The shape will recur in later chapters. Configuration resolves before work starts. Protocol defines what the operation can contain. The session loop schedules the turn. Tool execution evaluates side effects. App-server maps core events into client notifications. The terminal UI renders those notifications.

The Three Histories

Codex has to keep several histories separate because they answer different questions.

HistoryQuestion it answers
Model-visible contextWhat should the model see when producing the next item?
Rollout recordWhat happened in this thread, in replayable order?
Queryable projectionWhat should clients list, filter, resume, or summarize quickly?

A beginner might expect one transcript to serve every purpose. That is tempting but brittle. The model needs selected context, not every internal event. Replay needs structured fidelity, not just a pretty transcript. Clients need quick projections, not full replay for every list view. Separating these histories is one of the reasons Codex behaves like a runtime rather than a script around an API call.

Authority Is Layered

The model can propose actions, but Codex layers authority before anything dangerous happens. The layers are deliberately not collapsed into one boolean.

Configuration expresses user and environment preferences. Managed requirements can restrict those preferences. Permission profiles describe the resulting capability envelope. Policies evaluate concrete actions. Hooks can add organization-specific checks or context. Human approval can be requested when a decision cannot be made silently. Sandboxes and execution backends enforce a second line of defense at the place where work happens.

Read the authority path as a stack that runs from tool specification through sandbox and executor.
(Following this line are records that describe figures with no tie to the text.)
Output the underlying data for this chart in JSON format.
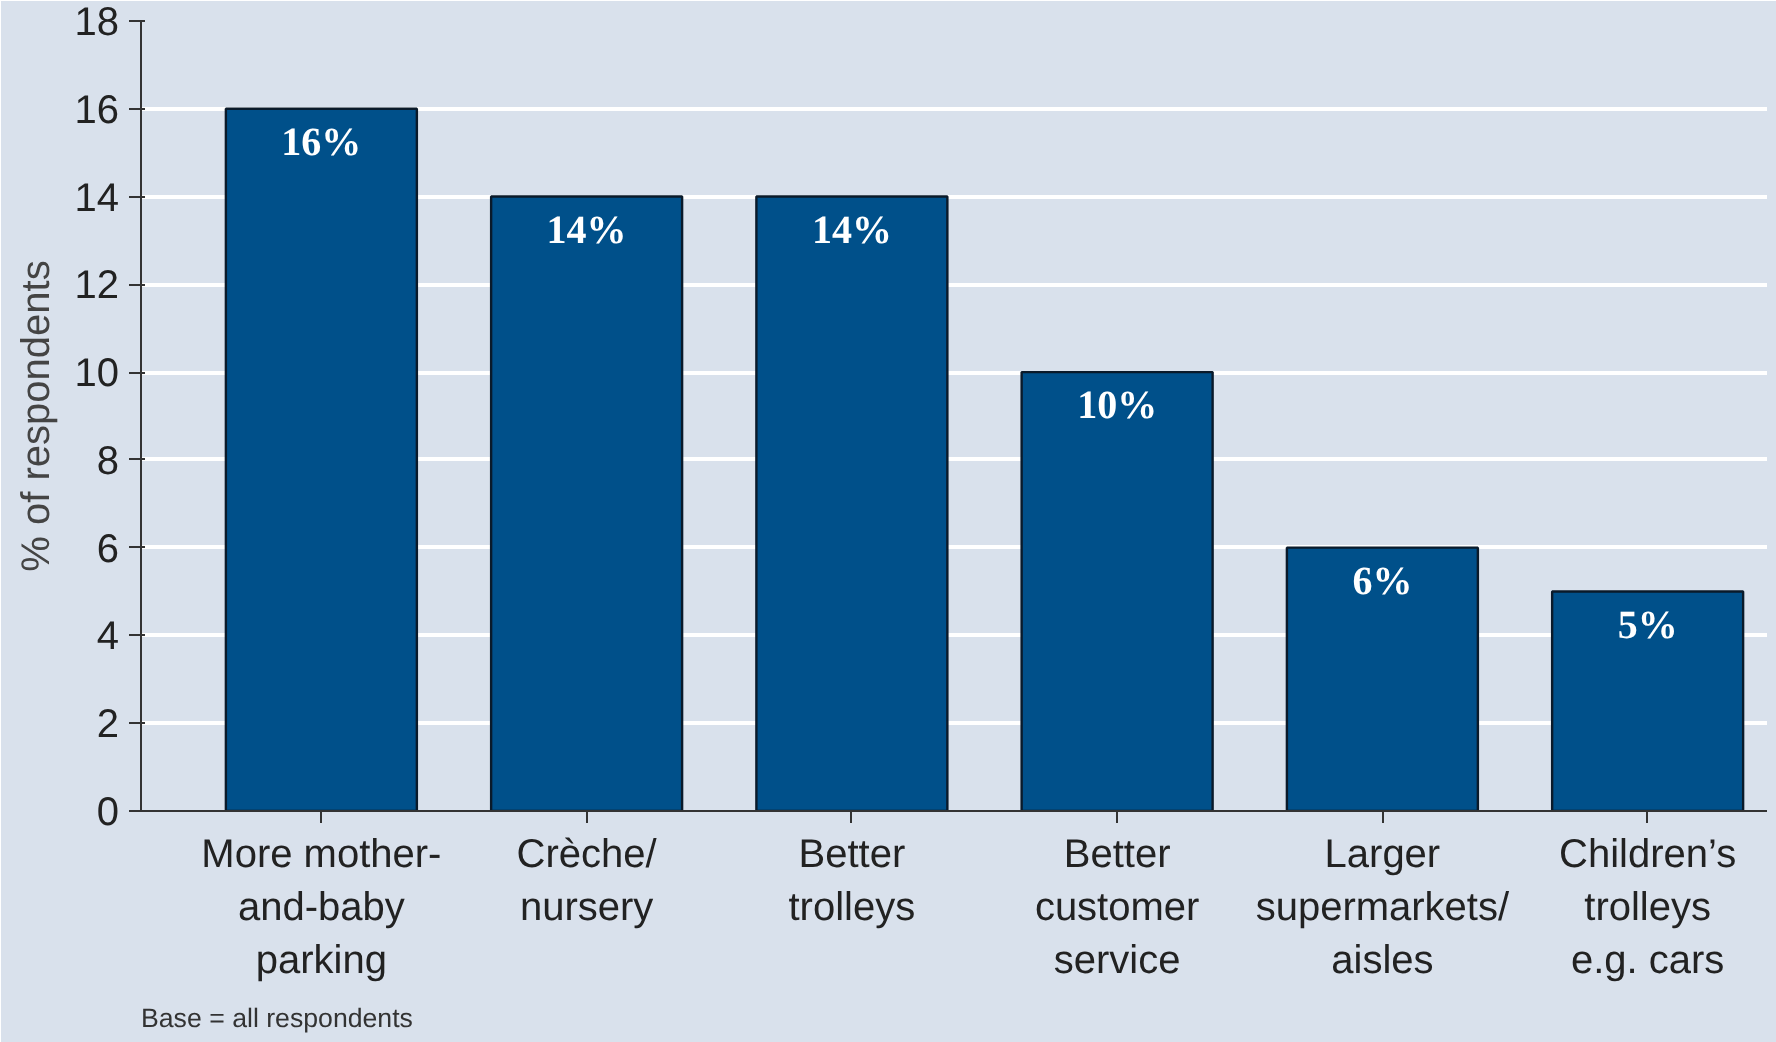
{
  "chart_data": {
    "type": "bar",
    "ylabel": "% of respondents",
    "categories": [
      "More mother-\nand-baby\nparking",
      "Crèche/\nnursery",
      "Better\ntrolleys",
      "Better\ncustomer\nservice",
      "Larger\nsupermarkets/\naisles",
      "Children’s\ntrolleys\ne.g. cars"
    ],
    "values": [
      16,
      14,
      14,
      10,
      6,
      5
    ],
    "value_labels": [
      "16%",
      "14%",
      "14%",
      "10%",
      "6%",
      "5%"
    ],
    "color": "#00508a",
    "ylim": [
      0,
      18
    ],
    "yticks": [
      0,
      2,
      4,
      6,
      8,
      10,
      12,
      14,
      16,
      18
    ],
    "grid": "y",
    "annotations": [
      "Base = all respondents"
    ]
  }
}
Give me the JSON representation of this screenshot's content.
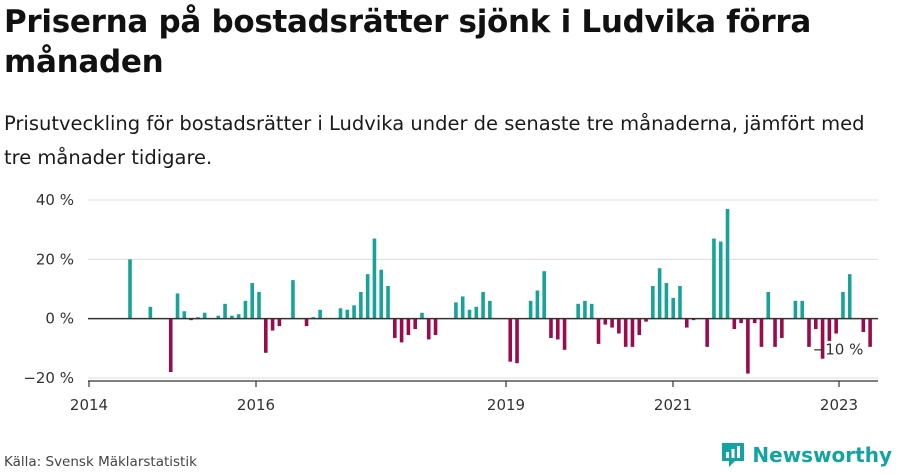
{
  "header": {
    "title": "Priserna på bostadsrätter sjönk i Ludvika förra månaden",
    "subtitle": "Prisutveckling för bostadsrätter i Ludvika under de senaste tre månaderna, jämfört med tre månader tidigare."
  },
  "footer": {
    "source": "Källa: Svensk Mäklarstatistik",
    "brand": "Newsworthy"
  },
  "colors": {
    "positive": "#17a398",
    "negative": "#9b0a4a",
    "brand": "#14a3a3"
  },
  "chart_data": {
    "type": "bar",
    "title": "",
    "xlabel": "",
    "ylabel": "",
    "ylim": [
      -20,
      40
    ],
    "y_ticks": [
      "40 %",
      "20 %",
      "0 %",
      "−20 %"
    ],
    "x_ticks": [
      "2014",
      "2016",
      "2019",
      "2021",
      "2023"
    ],
    "grid": true,
    "annotation": "−10 %",
    "values": [
      20,
      0,
      0,
      4,
      0,
      0,
      -18,
      8.5,
      2.5,
      -0.5,
      0.5,
      2,
      0,
      1,
      5,
      1,
      1.5,
      6,
      12,
      9,
      -11.5,
      -4,
      -2.5,
      0,
      13,
      0,
      -2.5,
      0.5,
      3,
      0,
      0,
      3.5,
      3,
      4.5,
      9,
      15,
      27,
      16.5,
      11,
      -6.5,
      -8,
      -5.5,
      -3.5,
      2,
      -7,
      -5.5,
      0,
      0,
      5.5,
      7.5,
      3,
      4,
      9,
      6,
      0,
      0,
      -14.5,
      -15,
      0,
      6,
      9.5,
      16,
      -6.5,
      -7,
      -10.5,
      0,
      5,
      6,
      5,
      -8.5,
      -2,
      -3,
      -5,
      -9.5,
      -9.5,
      -5.5,
      -1,
      11,
      17,
      12,
      7,
      11,
      -3,
      -0.5,
      0,
      -9.5,
      27,
      26,
      37,
      -3.5,
      -1.5,
      -18.5,
      -1.5,
      -9.5,
      9,
      -9.5,
      -6.5,
      0,
      6,
      6,
      -9.5,
      -3.5,
      -13.5,
      -7.5,
      -5,
      9,
      15,
      0,
      -4.5,
      -9.5
    ]
  }
}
That view is the important replacement for the old static stack: every layer can narrow, block, delay, or explain the request before any observed result exists.
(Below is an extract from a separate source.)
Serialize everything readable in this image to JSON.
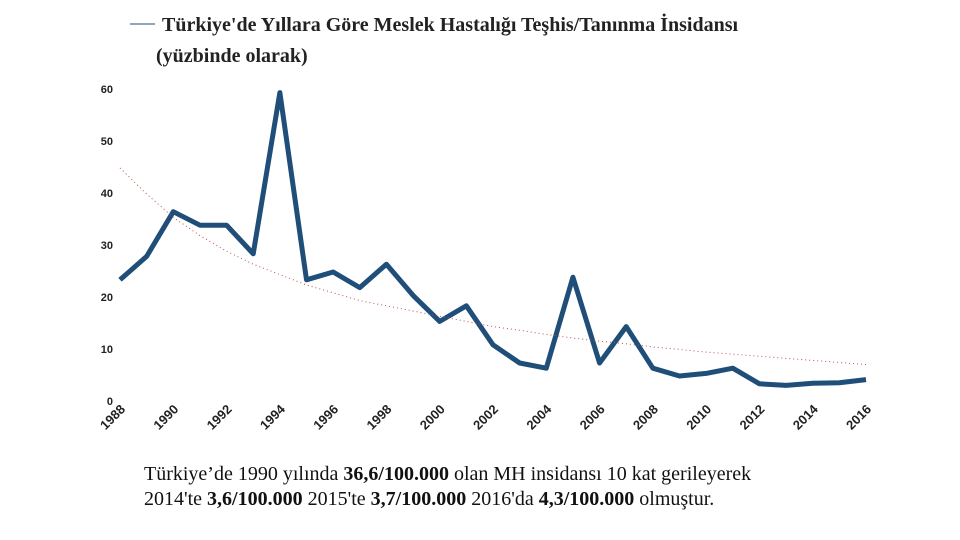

This layered design creates friction, but it creates useful friction. It lets a workspace run with strict rules without changing the model prompt. It lets a headless client reject interactive approvals without rewriting tool execution. It lets compatibility bridges keep old rollouts readable while newer permission profiles evolve.

Client Surfaces Are Replaceable

The architecture assumes that product surfaces will multiply. A terminal UI needs streaming updates and approval modals. A headless command needs machine readable output and deterministic exit behavior. App-server needs JSON-RPC, request serialization, and rejoin semantics. SDKs need generated models and stable schemas. All of them benefit when the runtime owns threads, turns, items, operations, and events.

This is why the book starts with the contract. If the terminal UI were the architecture, every new client would either copy it or bypass it. If the runtime contract is the architecture, clients can differ without forking the agent.

Apply This

  1. Name the runtime nouns first. Before designing an agent feature, define the durable nouns that will cross subsystem boundaries.
  2. Separate intent from authority. Let models request effects, but make a different layer decide whether the effects may happen.
  3. Record facts, not screens. Persist structured events that can be replayed and projected instead of saving only rendered text.
  4. Keep clients downstream of contracts. Build UI, CLI, SDK, and service surfaces as consumers of the same operation and event vocabulary.
  5. Use constraints as architecture. Treat policy, requirements, and sandboxing as core runtime design, not as safety patches added after tool execution exists.

Closing

The bounded-operating-system model explains why Codex is organized around contracts before interfaces. Chapter 2 follows the first concrete boundary: how an installed command reaches the Rust command router without letting distribution glue become product architecture.